I riformisti sono stati finora condannati a gestire una porzione poverella dell’elettorato di sinistra e non sono mai stati messi in condizione di mostrare il loro potenziale di espansione sugli elettori dell’area centrale, sugli incerti, sulla destra, sul mercato dei voti che contano se si vuole vincere. Il merito della sfida di Renzi è stato quello di aprire il sipario su una possibile nuova pagina della storia politica ed elettorale italiana: quella di un partito di centrosinistra che può conquistare finalmente la scena del governo, in modo stabile e duraturo.

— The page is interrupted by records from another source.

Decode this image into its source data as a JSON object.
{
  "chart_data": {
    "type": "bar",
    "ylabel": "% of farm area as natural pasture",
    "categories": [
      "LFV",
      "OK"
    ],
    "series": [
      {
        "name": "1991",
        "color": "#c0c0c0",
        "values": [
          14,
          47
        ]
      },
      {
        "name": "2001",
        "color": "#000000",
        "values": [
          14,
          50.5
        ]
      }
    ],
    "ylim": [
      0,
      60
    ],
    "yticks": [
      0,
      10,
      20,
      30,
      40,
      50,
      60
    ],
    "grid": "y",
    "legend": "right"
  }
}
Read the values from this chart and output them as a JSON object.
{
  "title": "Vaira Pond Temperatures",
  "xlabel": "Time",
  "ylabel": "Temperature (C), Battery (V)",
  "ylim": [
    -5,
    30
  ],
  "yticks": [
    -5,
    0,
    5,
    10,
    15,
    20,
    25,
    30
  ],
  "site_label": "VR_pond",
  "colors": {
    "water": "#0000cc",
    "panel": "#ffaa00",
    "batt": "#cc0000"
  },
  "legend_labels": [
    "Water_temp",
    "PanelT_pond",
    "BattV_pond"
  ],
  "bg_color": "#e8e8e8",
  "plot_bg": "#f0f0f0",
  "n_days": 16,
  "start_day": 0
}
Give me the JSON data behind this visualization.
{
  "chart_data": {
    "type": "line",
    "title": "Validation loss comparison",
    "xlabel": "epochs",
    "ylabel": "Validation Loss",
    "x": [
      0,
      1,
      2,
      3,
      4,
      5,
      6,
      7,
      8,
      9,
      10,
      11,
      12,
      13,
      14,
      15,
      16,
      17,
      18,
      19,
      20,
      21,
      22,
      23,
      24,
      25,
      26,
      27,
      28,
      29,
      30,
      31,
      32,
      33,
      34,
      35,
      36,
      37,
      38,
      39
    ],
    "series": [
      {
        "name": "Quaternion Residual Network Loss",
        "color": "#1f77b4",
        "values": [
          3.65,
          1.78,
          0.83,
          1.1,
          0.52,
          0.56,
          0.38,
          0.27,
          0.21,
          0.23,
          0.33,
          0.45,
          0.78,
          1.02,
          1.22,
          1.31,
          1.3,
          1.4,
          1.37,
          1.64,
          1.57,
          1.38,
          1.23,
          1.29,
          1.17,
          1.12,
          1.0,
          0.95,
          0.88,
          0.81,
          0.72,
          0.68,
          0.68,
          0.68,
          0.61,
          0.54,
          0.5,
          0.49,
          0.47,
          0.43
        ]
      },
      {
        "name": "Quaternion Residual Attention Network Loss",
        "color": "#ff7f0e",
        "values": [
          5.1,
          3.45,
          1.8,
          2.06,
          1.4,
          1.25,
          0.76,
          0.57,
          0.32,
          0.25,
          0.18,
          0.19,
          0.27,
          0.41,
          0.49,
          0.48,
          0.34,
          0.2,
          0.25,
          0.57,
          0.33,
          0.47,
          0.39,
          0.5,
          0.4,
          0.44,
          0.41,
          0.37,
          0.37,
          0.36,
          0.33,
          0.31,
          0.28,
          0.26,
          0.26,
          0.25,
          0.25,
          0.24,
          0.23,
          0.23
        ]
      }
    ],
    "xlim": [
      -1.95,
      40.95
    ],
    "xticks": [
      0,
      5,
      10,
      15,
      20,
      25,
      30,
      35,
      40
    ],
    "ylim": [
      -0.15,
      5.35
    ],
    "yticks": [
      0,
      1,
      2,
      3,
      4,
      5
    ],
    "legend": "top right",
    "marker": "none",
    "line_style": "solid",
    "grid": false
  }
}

Tutto questo è possibile se il «quasi quaranta» conquistato dal sindaco di Firenze non verrà archiviato. Il seguito ora dipende da Bersani. Dovrà certo gestire con la dovuta cautela l’alleanza con l’ala sinistra di Vendola, che pure lo ha aiutato a vincere. Il problema di una formazione di centrosinistra vincente – radunare i consensi della propria area e saperli congiungere con gli altri – non si è mai risolto con un proclama. Ed è lo stesso su tutte le scene politiche del mondo dal New Labour di Blair ai Democratici di Obama fino al Partito socialista francese. Il vincitore di questa sfida ha davanti la possibilità di rompere un incantesimo – anche grazie allo stato gassoso della destra italiana – che dura da sempre. A condizione che non trascuri il significato di questo «quasi quaranta», come purtroppo vedo alcuni della tifoseria bersaniana sono già pronti a fare. Se non sono rose dunque non fioriranno. Ma c’è caso che lo siano.